I bought myself a new ukulele for my birthday. It’s beautiful and perfect and tiny, so I never have to travel without that safety net again. It’s sitting in the chair next to me as I write this, reminding me that I’m a year older now and Things Are Different.
More than anything else, my saving grace was my family and friends. I spent hours on the phone every day, just to help pass the time. The ones who helped most were the ones who had struggled with depression themselves. They never tried to tell me that maybe tomorrow would be better, “fresh with no mistakes in it,” as it were. They knew that tomorrow would be exactly as shitty as today, but that if it was a really, implausibly good, lucky day, I’d be able to get out of bed and eat a piece of toast. I had friends who would call me on their lunch hour, or on their way home from work, or while they fixed breakfast in the morning. Friends who looked up counseling services for me and forwarded the information, so I wouldn’t have to do it myself. Friends who would hear me recount horrible doctor stories and be able to tell me that, yes, that doctor was exactly as awful as I thought he was. Friends who listened when I wanted to talk and babbled at me when I didn’t. Friends who distracted me but didn’t let me hide from my problems. Friends who take the train just to walk a few miles with me on my birthday.
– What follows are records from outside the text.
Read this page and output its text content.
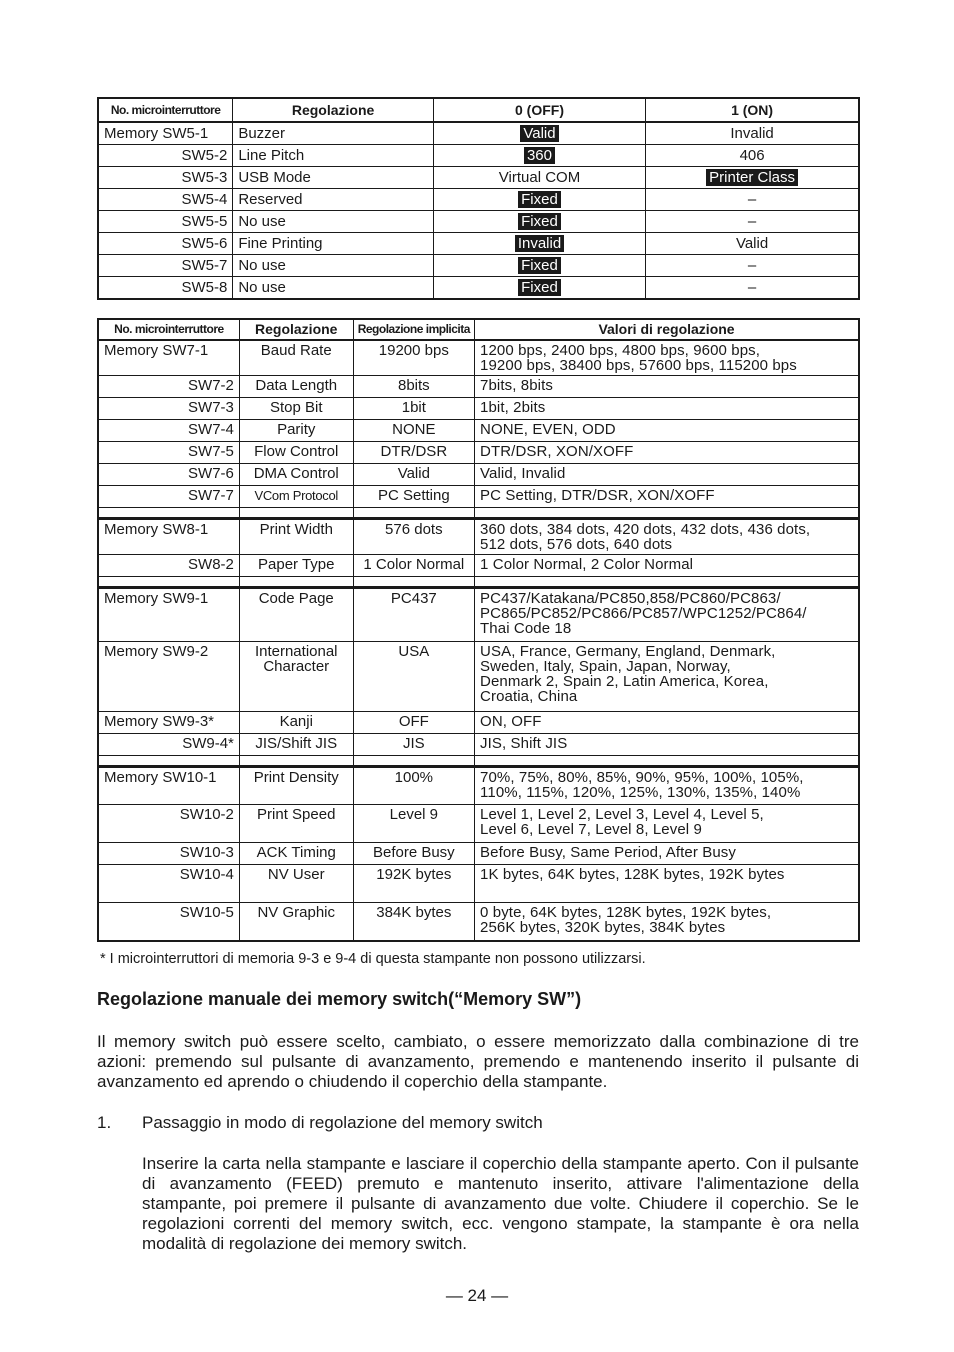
No. microinterruttore	Regolazione	0 (OFF)	1 (ON)
Memory SW5-1	Buzzer	Valid	Invalid
SW5-2	Line Pitch	360	406
SW5-3	USB Mode	Virtual COM	Printer Class
SW5-4	Reserved	Fixed	–
SW5-5	No use	Fixed	–
SW5-6	Fine Printing	Invalid	Valid
SW5-7	No use	Fixed	–
SW5-8	No use	Fixed	–
No. microinterruttore	Regolazione	Regolazione implicita	Valori di regolazione
Memory SW7-1	Baud Rate	19200 bps	1200 bps, 2400 bps, 4800 bps, 9600 bps,
19200 bps, 38400 bps, 57600 bps, 115200 bps

SW7-2	Data Length	8bits	7bits, 8bits

SW7-3	Stop Bit	1bit	1bit, 2bits

SW7-4	Parity	NONE	NONE, EVEN, ODD

SW7-5	Flow Control	DTR/DSR	DTR/DSR, XON/XOFF

SW7-6	DMA Control	Valid	Valid, Invalid

SW7-7	VCom Protocol	PC Setting	PC Setting, DTR/DSR, XON/XOFF

Memory SW8-1	Print Width	576 dots	360 dots, 384 dots, 420 dots, 432 dots, 436 dots,
512 dots, 576 dots, 640 dots

SW8-2	Paper Type	1 Color Normal	1 Color Normal, 2 Color Normal

Memory SW9-1	Code Page	PC437	PC437/Katakana/PC850,858/PC860/PC863/
PC865/PC852/PC866/PC857/WPC1252/PC864/
Thai Code 18

Memory SW9-2	International Character	USA	USA, France, Germany, England, Denmark,
Sweden, Italy, Spain, Japan, Norway,
Denmark 2, Spain 2, Latin America, Korea,
Croatia, China

Memory SW9-3*	Kanji	OFF	ON, OFF

SW9-4*	JIS/Shift JIS	JIS	JIS, Shift JIS

Memory SW10-1	Print Density	100%	70%, 75%, 80%, 85%, 90%, 95%, 100%, 105%,
110%, 115%, 120%, 125%, 130%, 135%, 140%

SW10-2	Print Speed	Level 9	Level 1, Level 2, Level 3, Level 4, Level 5,
Level 6, Level 7, Level 8, Level 9

SW10-3	ACK Timing	Before Busy	Before Busy, Same Period, After Busy

SW10-4	NV User	192K bytes	1K bytes, 64K bytes, 128K bytes, 192K bytes

SW10-5	NV Graphic	384K bytes	0 byte, 64K bytes, 128K bytes, 192K bytes,
256K bytes, 320K bytes, 384K bytes
* I microinterruttori di memoria 9-3 e 9-4 di questa stampante non possono utilizzarsi.
Regolazione manuale dei memory switch(“Memory SW”)

Il memory switch può essere scelto, cambiato, o essere memorizzato dalla combinazione di tre azioni: premendo sul pulsante di avanzamento, premendo e mantenendo inserito il pulsante di avanzamento ed aprendo o chiudendo il coperchio della stampante.

1. Passaggio in modo di regolazione del memory switch

Inserire la carta nella stampante e lasciare il coperchio della stampante aperto. Con il pulsante di avanzamento (FEED) premuto e mantenuto inserito, attivare l'alimentazione della stampante, poi premere il pulsante di avanzamento due volte. Chiudere il coperchio. Se le regolazioni correnti del memory switch, ecc. vengono stampate, la stampante è ora nella modalità di regolazione dei memory switch.

— 24 —
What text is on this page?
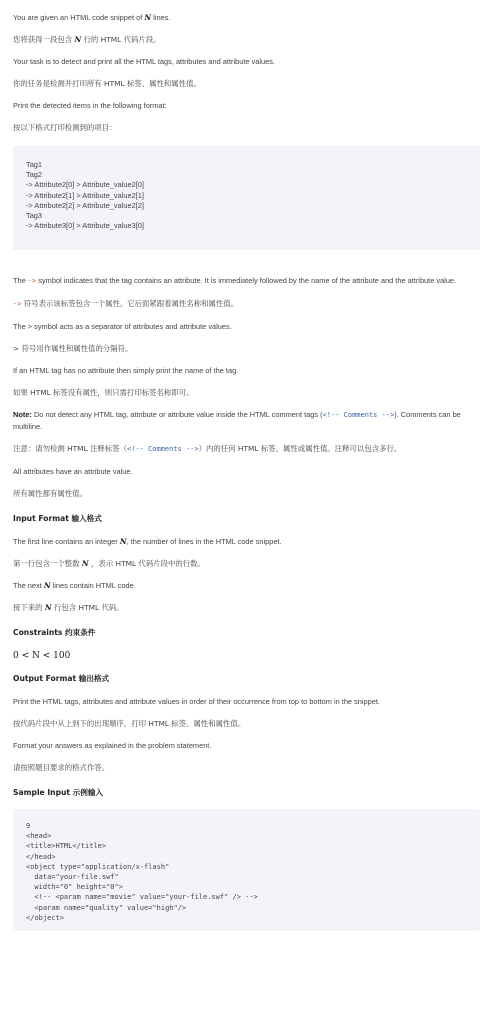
You are given an HTML code snippet of N lines.

您将获得一段包含 N 行的 HTML 代码片段。

Your task is to detect and print all the HTML tags, attributes and attribute values.

你的任务是检测并打印所有 HTML 标签、属性和属性值。

Print the detected items in the following format:

按以下格式打印检测到的项目：

Tag1
Tag2
-> Attribute2[0] > Attribute_value2[0]
-> Attribute2[1] > Attribute_value2[1]
-> Attribute2[2] > Attribute_value2[2]
Tag3
-> Attribute3[0] > Attribute_value3[0]

The -> symbol indicates that the tag contains an attribute. It is immediately followed by the name of the attribute and the attribute value.

-> 符号表示该标签包含一个属性。它后面紧跟着属性名称和属性值。

The > symbol acts as a separator of attributes and attribute values.

> 符号用作属性和属性值的分隔符。

If an HTML tag has no attribute then simply print the name of the tag.

如果 HTML 标签没有属性，则只需打印标签名称即可。

Note: Do not detect any HTML tag, attribute or attribute value inside the HTML comment tags (<!-- Comments -->). Comments can be multiline.

注意：请勿检测 HTML 注释标签（<!-- Comments -->）内的任何 HTML 标签、属性或属性值。注释可以包含多行。

All attributes have an attribute value.

所有属性都有属性值。

Input Format 输入格式

The first line contains an integer N, the number of lines in the HTML code snippet.

第一行包含一个整数 N ，表示 HTML 代码片段中的行数。

The next N lines contain HTML code.

接下来的 N 行包含 HTML 代码。

Constraints 约束条件
0 < N < 100
Output Format 输出格式

Print the HTML tags, attributes and attribute values in order of their occurrence from top to bottom in the snippet.

按代码片段中从上到下的出现顺序，打印 HTML 标签、属性和属性值。

Format your answers as explained in the problem statement.

请按照题目要求的格式作答。

Sample Input 示例输入
9
<head>
<title>HTML</title>
</head>
<object type="application/x-flash"
data="your-file.swf"
width="0" height="0">
<!-- <param name="movie" value="your-file.swf" /> -->
<param name="quality" value="high"/>
</object>
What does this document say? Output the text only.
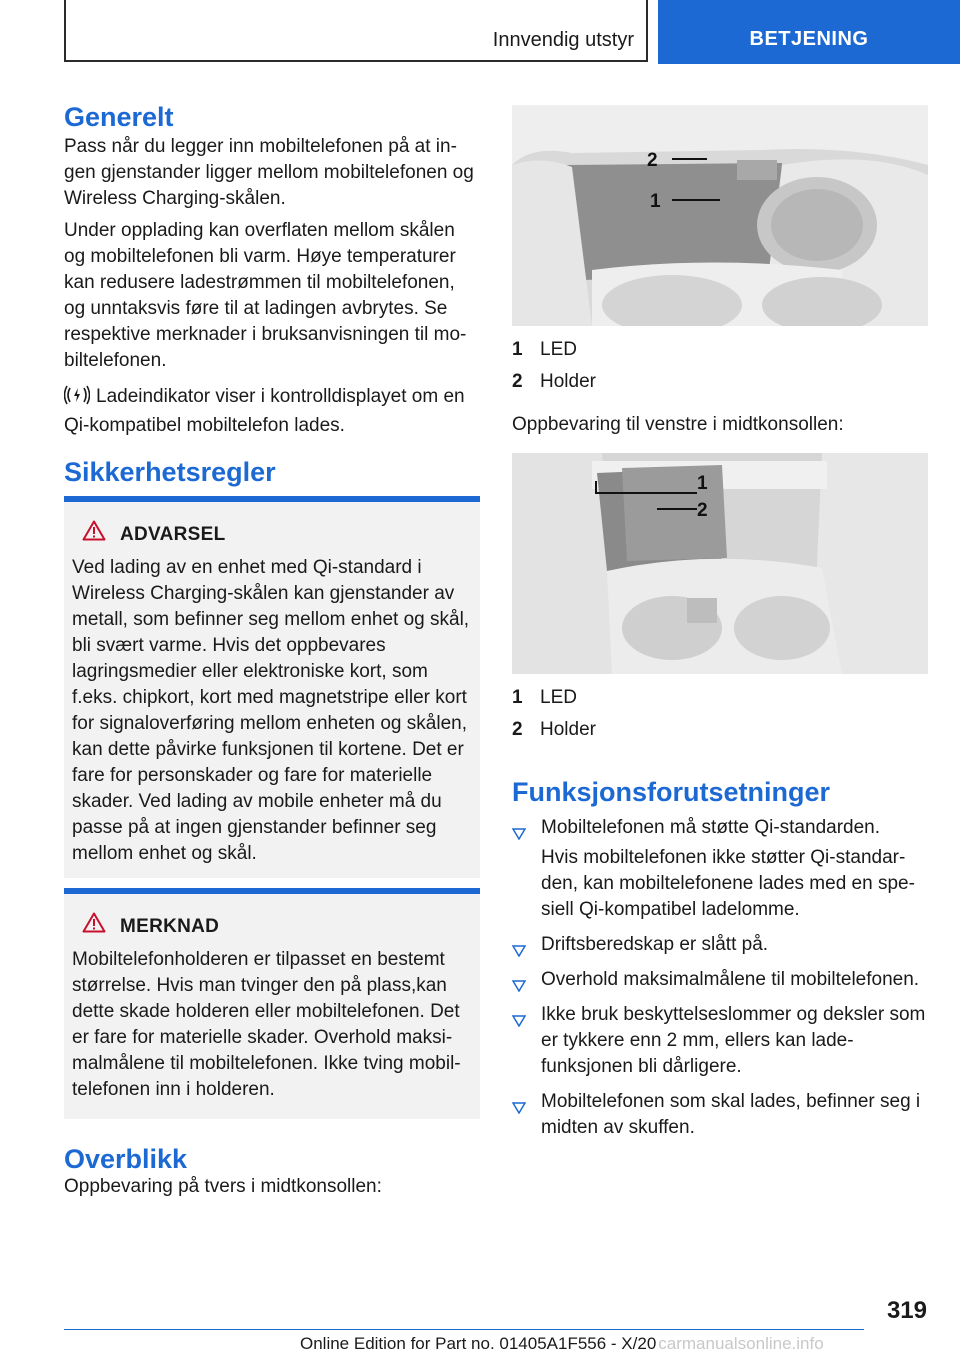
Innvendig utstyr	BETJENING
Generelt

Pass når du legger inn mobiltelefonen på at ingen gjenstander ligger mellom mobiltelefonen og Wireless Charging-skålen.

Under opplading kan overflaten mellom skålen og mobiltelefonen bli varm. Høye temperaturer kan redusere ladestrømmen til mobiltelefonen, og unntaksvis føre til at ladingen avbrytes. Se respektive merknader i bruksanvisningen til mobiltelefonen.

Ladeindikator viser i kontrolldisplayet om en Qi-kompatibel mobiltelefon lades.

Sikkerhetsregler
ADVARSEL

Ved lading av en enhet med Qi-standard i Wireless Charging-skålen kan gjenstander av metall, som befinner seg mellom enhet og skål, bli svært varme. Hvis det oppbevares lagringsmedier eller elektroniske kort, som f.eks. chipkort, kort med magnetstripe eller kort for signaloverføring mellom enheten og skålen, kan dette påvirke funksjonen til kortene. Det er fare for personskader og fare for materielle skader. Ved lading av mobile enheter må du passe på at ingen gjenstander befinner seg mellom enhet og skål.

MERKNAD

Mobiltelefonholderen er tilpasset en bestemt størrelse. Hvis man tvinger den på plass,kan dette skade holderen eller mobiltelefonen. Det er fare for materielle skader. Overhold maksimalmålene til mobiltelefonen. Ikke tving mobiltelefonen inn i holderen.

Overblikk

Oppbevaring på tvers i midtkonsollen:

2
1
1 LED
2 Holder

Oppbevaring til venstre i midtkonsollen:

1
2
1 LED
2 Holder
Funksjonsforutsetninger
Mobiltelefonen må støtte Qi-standarden.

Hvis mobiltelefonen ikke støtter Qi-standarden, kan mobiltelefonene lades med en spesiell Qi-kompatibel ladelomme.

Driftsberedskap er slått på.
Overhold maksimalmålene til mobiltelefonen.
Ikke bruk beskyttelseslommer og deksler som er tykkere enn 2 mm, ellers kan ladefunksjonen bli dårligere.
Mobiltelefonen som skal lades, befinner seg i midten av skuffen.
319
Online Edition for Part no. 01405A1F556 - X/20 carmanualsonline.info
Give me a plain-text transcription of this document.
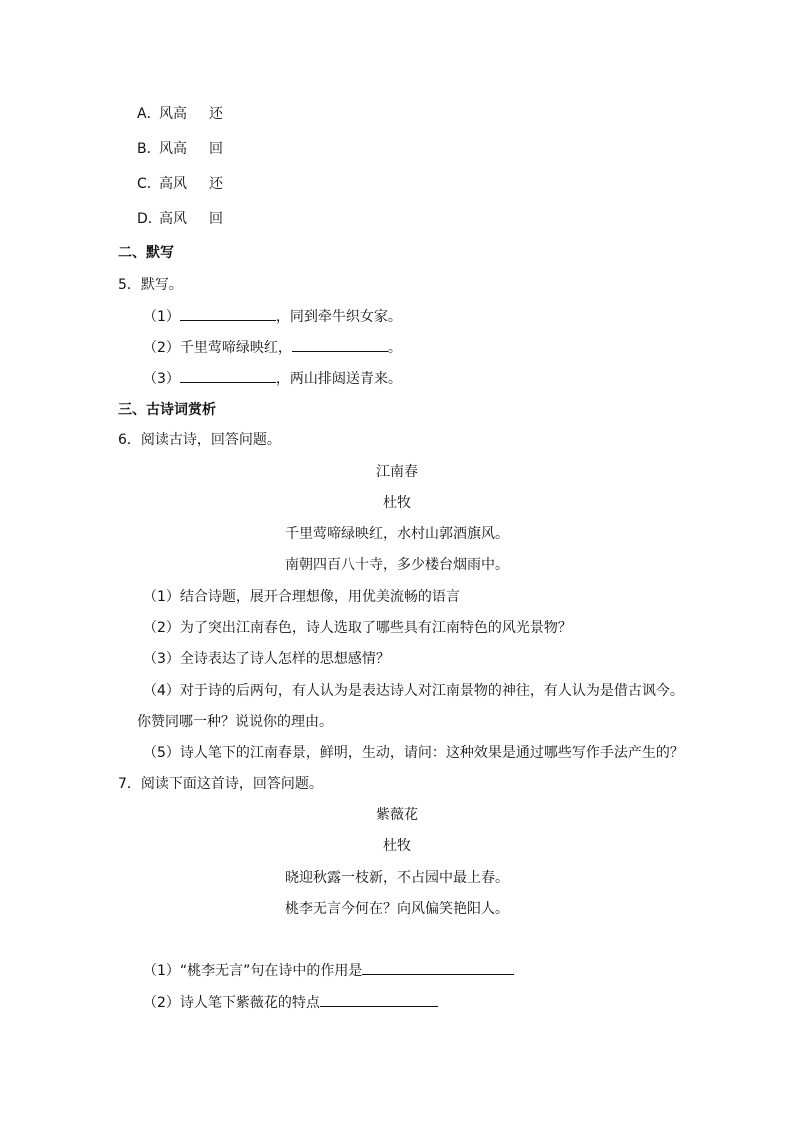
A．风高 还
B．风高 回
C．高风 还
D．高风 回
二、默写
5．默写。
（1）	，同到牵牛织女家。
（2）千里莺啼绿映红，	。
（3）	，两山排闼送青来。
三、古诗词赏析
6．阅读古诗，回答问题。
江南春
杜牧
千里莺啼绿映红，水村山郭酒旗风。
南朝四百八十寺，多少楼台烟雨中。
（1）结合诗题，展开合理想像，用优美流畅的语言
（2）为了突出江南春色，诗人选取了哪些具有江南特色的风光景物？
（3）全诗表达了诗人怎样的思想感情？
（4）对于诗的后两句，有人认为是表达诗人对江南景物的神往，有人认为是借古讽今。
你赞同哪一种？说说你的理由。
（5）诗人笔下的江南春景，鲜明，生动，请问：这种效果是通过哪些写作手法产生的？
7．阅读下面这首诗，回答问题。
紫薇花
杜牧
晓迎秋露一枝新，不占园中最上春。
桃李无言今何在？向风偏笑艳阳人。
（1）“桃李无言”句在诗中的作用是
（2）诗人笔下紫薇花的特点
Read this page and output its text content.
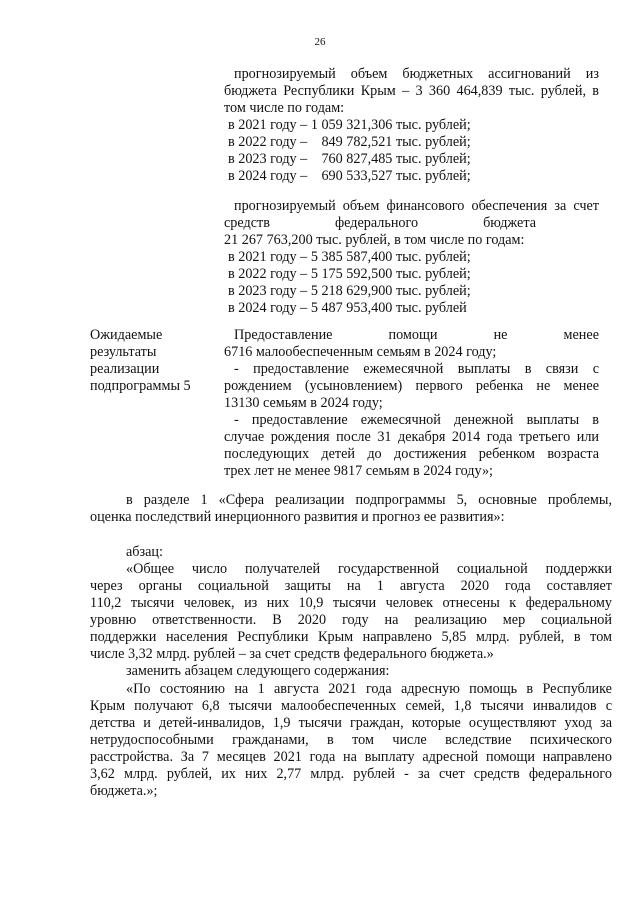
26
прогнозируемый объем бюджетных ассигнований из
бюджета Республики Крым – 3 360 464,839 тыс. рублей, в
том числе по годам:
в 2021 году – 1 059 321,306 тыс. рублей;
в 2022 году –    849 782,521 тыс. рублей;
в 2023 году –    760 827,485 тыс. рублей;
в 2024 году –    690 533,527 тыс. рублей;
прогнозируемый объем финансового обеспечения за счет
средств федерального бюджета
21 267 763,200 тыс. рублей, в том числе по годам:
в 2021 году – 5 385 587,400 тыс. рублей;
в 2022 году – 5 175 592,500 тыс. рублей;
в 2023 году – 5 218 629,900 тыс. рублей;
в 2024 году – 5 487 953,400 тыс. рублей
Ожидаемые
результаты
реализации
подпрограммы 5
Предоставление помощи не менее
6716 малообеспеченным семьям в 2024 году;
- предоставление ежемесячной выплаты в связи с
рождением (усыновлением) первого ребенка не менее
13130 семьям в 2024 году;
- предоставление ежемесячной денежной выплаты в
случае рождения после 31 декабря 2014 года третьего или
последующих детей до достижения ребенком возраста
трех лет не менее 9817 семьям в 2024 году»;
в разделе 1 «Сфера реализации подпрограммы 5, основные проблемы,
оценка последствий инерционного развития и прогноз ее развития»:
абзац:
«Общее число получателей государственной социальной поддержки
через органы социальной защиты на 1 августа 2020 года составляет
110,2 тысячи человек, из них 10,9 тысячи человек отнесены к федеральному
уровню ответственности. В 2020 году на реализацию мер социальной
поддержки населения Республики Крым направлено 5,85 млрд. рублей, в том
числе 3,32 млрд. рублей – за счет средств федерального бюджета.»
заменить абзацем следующего содержания:
«По состоянию на 1 августа 2021 года адресную помощь в Республике
Крым получают 6,8 тысячи малообеспеченных семей, 1,8 тысячи инвалидов с
детства и детей-инвалидов, 1,9 тысячи граждан, которые осуществляют уход за
нетрудоспособными гражданами, в том числе вследствие психического
расстройства. За 7 месяцев 2021 года на выплату адресной помощи направлено
3,62 млрд. рублей, их них 2,77 млрд. рублей - за счет средств федерального
бюджета.»;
Days like yesterday, I remember not just why I live here, but why I love it here. On beautiful days, I love the way my hair catches the sunlight as it blows in my face, this reddish-gold halo fluttering around the edge my vision. I love running barefoot on the beach, as the sand and salt from the cold North Sea speckles the back of my legs. I love the sound of bagpipes on the wind, and never knowing if they’re real or in my head. I love the inevitable chaos that is strip the willow, and that time my friend ceilidhed straight into a pole. I love the musical “hiiiyaaa!” as you enter a shop, and the endless cups of tea everyone drinks. I love the colors, from the million different shades of green to the purple of the heather. I love that it feels like home now.
All my memories of Scotland are tangled up in extremes—I’ve been the most miserable, but at other times, the happiest. It’s like the seasons here. This past winter brought some of the darkest hours in my life, both literally and figuratively. But come summer, there is so much light that it’s overwhelming; the euphoria is almost equally unendurable. Love is complicated and confusing and all at once monstrous and beautiful and terrifying. It’s definitely not numbness, and everything is better than numbness.
I am in love with Scotland.
As I say goodbye to 26, I am so unbelievably thankful to still be here. Twenty-six was always going to be a shit year—it was or is for almost all of my friends, too. You’re not so young that you don’t feel a great deal of distance from your early 20s, but you’re not old enough that anyone takes you seriously yet, either. It’s a transitional stage into your next phase of adulthood, and like most transitions, it sucks. My transition was especially rough, and because of that, Scotland will always be heavily laden with baggage for me.
I’m finally at a place where I’m strong enough to start over somewhere new. I could move anywhere, distance myself from the isolation and emotional scars of this place. I probably should. But someone told me once that we shouldn’t use the word should.
Days like this, I wonder, how can I leave?